As many of you know, rising labor costs and continued inflation continue to challenge the restaurant industry. A July 2023 poll by Restaurant365 representing all restaurant segments and 14,000 locations revealed the impact of both these challenges. Over 70% of respondents saw an increase in food costs from Q2 2022 to Q2 2023, with the average coming in at 13%.
In the world of labor, over 80% saw increasing costs, with an average increase of 8%. About 50% said recruiting and retaining staff was their biggest challenge in 2023.
Let’s explore how restaurants are facing these challenges and what the future holds.
In the 2023 poll, over 50% used better inventory tracking to reduce their cost of goods sold to counter rising food costs. As painful as it is, taking consistent inventory can result in considerable savings, providing powerful control of costs and theft prevention. If the current labor shortage makes this all but impossible, start with the most expensive and high-usage items. Watch these items closely until usage, ordering amounts, and timing are all dialed in.
Changing Menus to Increase Profits
Changing menus is another tact chefs and operators are taking to manage food costs. A Datassential report found that over 80% of consumers love or like hashbrowns. Yes, hashbrowns. And, with potato prices surging this year due to strong demand and declining production, you may wonder how this food group comes into play. Looking forward, an expected 7% drop in price is forecasted for the 2023 to 2024 marketing year.
Despite this segue into the land of delicately fried potatoes, one of the keys to increasing profits is tightening up your menu. Limiting your menu to your star dishes improves profits and enhances the guest experience. Another important consideration is pricing. Unfortunately, it’s a fine line between increasing menu prices due to rising food costs and losing traffic due to increasing prices.
The answer lies in F&B Insights. This platform offers the largest menu database in the world, enabling you to see what your competitors are doing and make changes to your menu and prices accordingly without affecting demand.
The Changing Environment
Consumers are beginning to change their dining preferences. Takeout sales dropped by just over 6%, while on-premise dining increased by over 9%. Delivery remained relatively unchanged. Do you know the trends occurring in your brand?

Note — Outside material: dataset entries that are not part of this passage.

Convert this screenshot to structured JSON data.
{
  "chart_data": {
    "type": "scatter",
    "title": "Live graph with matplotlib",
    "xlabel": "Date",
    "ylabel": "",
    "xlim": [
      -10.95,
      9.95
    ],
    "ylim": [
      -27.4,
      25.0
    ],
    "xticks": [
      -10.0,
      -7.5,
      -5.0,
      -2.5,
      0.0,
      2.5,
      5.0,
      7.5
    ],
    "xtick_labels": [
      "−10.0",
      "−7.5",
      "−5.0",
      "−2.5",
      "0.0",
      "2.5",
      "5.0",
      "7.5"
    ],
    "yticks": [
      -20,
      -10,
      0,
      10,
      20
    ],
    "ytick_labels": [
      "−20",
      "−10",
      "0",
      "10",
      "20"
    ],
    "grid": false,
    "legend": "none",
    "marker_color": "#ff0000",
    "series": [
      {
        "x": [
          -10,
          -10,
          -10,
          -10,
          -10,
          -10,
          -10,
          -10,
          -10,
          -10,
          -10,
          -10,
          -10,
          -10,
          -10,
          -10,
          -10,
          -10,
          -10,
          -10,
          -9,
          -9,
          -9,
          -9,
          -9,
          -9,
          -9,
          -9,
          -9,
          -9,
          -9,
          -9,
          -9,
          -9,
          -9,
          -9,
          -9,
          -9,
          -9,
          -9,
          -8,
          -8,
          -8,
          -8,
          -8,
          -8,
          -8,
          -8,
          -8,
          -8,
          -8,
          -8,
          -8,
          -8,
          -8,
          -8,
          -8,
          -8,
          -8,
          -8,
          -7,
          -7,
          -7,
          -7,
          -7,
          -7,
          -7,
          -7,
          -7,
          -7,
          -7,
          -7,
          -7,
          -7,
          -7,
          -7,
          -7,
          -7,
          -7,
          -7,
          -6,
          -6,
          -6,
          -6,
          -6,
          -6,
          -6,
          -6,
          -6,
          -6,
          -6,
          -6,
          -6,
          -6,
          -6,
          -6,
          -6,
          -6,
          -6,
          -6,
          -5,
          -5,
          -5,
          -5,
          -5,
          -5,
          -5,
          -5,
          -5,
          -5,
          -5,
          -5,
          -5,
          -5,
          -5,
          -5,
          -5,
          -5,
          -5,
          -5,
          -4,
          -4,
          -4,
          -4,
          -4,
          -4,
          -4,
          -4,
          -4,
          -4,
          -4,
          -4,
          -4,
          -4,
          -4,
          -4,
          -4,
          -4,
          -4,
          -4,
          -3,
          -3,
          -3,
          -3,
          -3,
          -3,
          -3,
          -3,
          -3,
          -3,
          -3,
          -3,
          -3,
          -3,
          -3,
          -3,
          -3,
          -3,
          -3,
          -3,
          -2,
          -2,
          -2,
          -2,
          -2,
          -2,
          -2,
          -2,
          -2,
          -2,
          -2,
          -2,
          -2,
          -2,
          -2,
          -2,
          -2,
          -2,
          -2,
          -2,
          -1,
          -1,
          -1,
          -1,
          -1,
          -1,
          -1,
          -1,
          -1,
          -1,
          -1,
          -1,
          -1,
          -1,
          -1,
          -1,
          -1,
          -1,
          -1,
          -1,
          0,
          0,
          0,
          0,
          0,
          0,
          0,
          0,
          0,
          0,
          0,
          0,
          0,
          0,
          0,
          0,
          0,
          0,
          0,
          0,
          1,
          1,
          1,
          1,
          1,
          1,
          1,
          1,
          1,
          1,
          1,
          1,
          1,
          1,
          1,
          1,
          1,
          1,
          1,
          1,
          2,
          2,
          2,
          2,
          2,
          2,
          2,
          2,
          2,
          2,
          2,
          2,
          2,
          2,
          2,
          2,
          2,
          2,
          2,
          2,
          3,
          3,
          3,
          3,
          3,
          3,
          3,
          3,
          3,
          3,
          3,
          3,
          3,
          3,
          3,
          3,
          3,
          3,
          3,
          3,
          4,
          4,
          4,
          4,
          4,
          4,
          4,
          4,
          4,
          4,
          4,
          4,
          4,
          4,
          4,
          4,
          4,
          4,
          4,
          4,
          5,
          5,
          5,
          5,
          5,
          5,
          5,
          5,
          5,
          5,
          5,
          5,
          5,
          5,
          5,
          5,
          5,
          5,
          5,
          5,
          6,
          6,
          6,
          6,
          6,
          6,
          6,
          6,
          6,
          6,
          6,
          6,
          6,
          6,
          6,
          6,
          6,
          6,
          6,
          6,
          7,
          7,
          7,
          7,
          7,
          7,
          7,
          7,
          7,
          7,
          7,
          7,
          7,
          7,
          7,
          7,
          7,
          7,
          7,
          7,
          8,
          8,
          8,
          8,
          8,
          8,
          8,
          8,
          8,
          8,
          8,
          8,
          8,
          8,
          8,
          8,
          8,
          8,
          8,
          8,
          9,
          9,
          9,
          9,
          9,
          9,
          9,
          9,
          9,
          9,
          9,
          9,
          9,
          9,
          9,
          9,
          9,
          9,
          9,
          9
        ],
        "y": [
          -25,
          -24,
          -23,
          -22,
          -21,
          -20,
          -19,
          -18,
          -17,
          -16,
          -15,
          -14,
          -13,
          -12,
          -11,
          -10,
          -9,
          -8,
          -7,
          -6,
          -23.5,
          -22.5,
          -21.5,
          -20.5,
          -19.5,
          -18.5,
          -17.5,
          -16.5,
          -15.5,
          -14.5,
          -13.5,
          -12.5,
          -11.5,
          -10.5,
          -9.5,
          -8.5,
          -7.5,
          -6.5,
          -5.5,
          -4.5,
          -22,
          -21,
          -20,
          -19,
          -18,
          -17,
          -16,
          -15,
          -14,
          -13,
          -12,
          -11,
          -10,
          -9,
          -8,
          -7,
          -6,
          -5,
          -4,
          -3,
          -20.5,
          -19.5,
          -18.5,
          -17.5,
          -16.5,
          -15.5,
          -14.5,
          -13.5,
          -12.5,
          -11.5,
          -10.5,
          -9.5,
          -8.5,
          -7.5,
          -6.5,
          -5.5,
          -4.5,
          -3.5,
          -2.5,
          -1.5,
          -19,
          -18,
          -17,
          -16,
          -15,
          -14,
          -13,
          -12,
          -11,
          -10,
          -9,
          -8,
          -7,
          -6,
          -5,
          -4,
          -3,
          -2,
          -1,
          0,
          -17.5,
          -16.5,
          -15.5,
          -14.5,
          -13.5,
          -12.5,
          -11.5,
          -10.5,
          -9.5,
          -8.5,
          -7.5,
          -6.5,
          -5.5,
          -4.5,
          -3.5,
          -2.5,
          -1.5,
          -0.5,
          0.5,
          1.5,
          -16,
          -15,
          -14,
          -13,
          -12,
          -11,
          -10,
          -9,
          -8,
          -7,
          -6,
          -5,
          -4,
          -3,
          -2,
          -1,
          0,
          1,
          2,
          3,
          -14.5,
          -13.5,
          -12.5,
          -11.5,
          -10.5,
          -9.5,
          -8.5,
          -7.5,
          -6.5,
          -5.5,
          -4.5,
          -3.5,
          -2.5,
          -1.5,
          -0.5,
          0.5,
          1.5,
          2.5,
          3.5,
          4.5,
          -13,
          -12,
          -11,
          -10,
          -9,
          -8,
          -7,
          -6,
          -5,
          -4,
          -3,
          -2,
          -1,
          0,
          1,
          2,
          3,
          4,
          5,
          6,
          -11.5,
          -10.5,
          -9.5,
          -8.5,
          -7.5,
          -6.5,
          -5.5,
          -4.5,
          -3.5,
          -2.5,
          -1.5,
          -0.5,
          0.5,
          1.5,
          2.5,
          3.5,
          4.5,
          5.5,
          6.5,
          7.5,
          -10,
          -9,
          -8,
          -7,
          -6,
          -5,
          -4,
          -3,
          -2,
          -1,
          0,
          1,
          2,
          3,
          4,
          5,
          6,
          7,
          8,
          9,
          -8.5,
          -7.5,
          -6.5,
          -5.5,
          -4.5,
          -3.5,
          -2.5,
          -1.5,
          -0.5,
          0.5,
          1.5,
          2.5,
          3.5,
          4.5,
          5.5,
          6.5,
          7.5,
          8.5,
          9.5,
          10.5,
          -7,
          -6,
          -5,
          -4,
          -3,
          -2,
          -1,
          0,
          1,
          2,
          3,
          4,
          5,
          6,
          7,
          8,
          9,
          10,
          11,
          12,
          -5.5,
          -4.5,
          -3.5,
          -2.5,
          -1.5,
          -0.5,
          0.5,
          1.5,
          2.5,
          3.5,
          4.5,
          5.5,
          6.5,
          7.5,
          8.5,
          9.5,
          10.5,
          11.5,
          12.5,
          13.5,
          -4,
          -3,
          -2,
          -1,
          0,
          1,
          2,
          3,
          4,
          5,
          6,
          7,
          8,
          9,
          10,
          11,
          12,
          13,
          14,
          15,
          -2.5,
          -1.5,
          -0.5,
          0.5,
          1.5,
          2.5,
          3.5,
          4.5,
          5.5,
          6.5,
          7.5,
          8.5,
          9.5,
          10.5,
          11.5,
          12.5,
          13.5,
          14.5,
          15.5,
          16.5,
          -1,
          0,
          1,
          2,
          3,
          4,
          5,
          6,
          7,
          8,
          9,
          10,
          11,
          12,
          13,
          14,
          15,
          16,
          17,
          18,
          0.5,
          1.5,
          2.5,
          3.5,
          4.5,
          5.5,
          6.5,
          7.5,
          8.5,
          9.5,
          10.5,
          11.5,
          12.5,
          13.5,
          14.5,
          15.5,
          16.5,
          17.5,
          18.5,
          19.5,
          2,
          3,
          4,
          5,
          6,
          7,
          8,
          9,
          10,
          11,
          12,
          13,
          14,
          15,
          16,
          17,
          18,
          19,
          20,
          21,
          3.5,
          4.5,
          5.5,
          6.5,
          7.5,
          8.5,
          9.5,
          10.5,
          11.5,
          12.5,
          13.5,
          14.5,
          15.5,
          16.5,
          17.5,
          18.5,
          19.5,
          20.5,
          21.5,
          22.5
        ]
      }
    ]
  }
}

In July, the restaurant industry posted negative year-over-year growth for the fourth consecutive month, as reported by Nation’s Restaurant News. However, while the market continues to challenge economists, many with contradicting opinions and forecasts, the U.S. economy has proved resilient, and the potential for a recession in the near term is declining.
How did the big chains fair the last few years? Technomic reported that most chains added about eight locations. Some, however, did not fall on the side of expansion, with Subway showing the biggest decline, closing 571 units in 2022.
Controlling Labor Costs and Enticing Recruits
Over 53% of those surveyed increased wages to stay competitive and retain staff. The labor shortage, however, appears to be stabilizing with turnovers decreasing. Despite this, brands like Chipotle are going all in, gearing their recruiting efforts to social media content designed to appeal to the Gen Z population.
Another approach is Target Workforce. This proprietary technology uses advanced geo-location and mobile tracking to find qualified employees at the lowest recruiting costs.
While those in the restaurant industry have certainly faced their share of challenges, we’ve made it through another summer, and now it’s time to start preparing for the upcoming holidays. Does the fun never cease?
At EMERGING, our many divisions have one goal in mind: to optimize our partners’ growth and profits while minimizing risks. To learn more about F&B Insights, Target Workforce, or optimizing your growth strategy, contact EMERGING today.
How can I make my menu more profitable?
Menu engineering has been in effect for as long as there have been restaurants. In its simplest terms, it involves drawing attention to your highly profitable, popular dishes and eliminating items that fall on the other end of the spectrum.
How can restaurants reduce food costs?
In addition to trimming down your menu and keeping an eye on pricing, controlling portions can significantly counter increasing food costs. Use measuring tools and train your staff to use them consistently.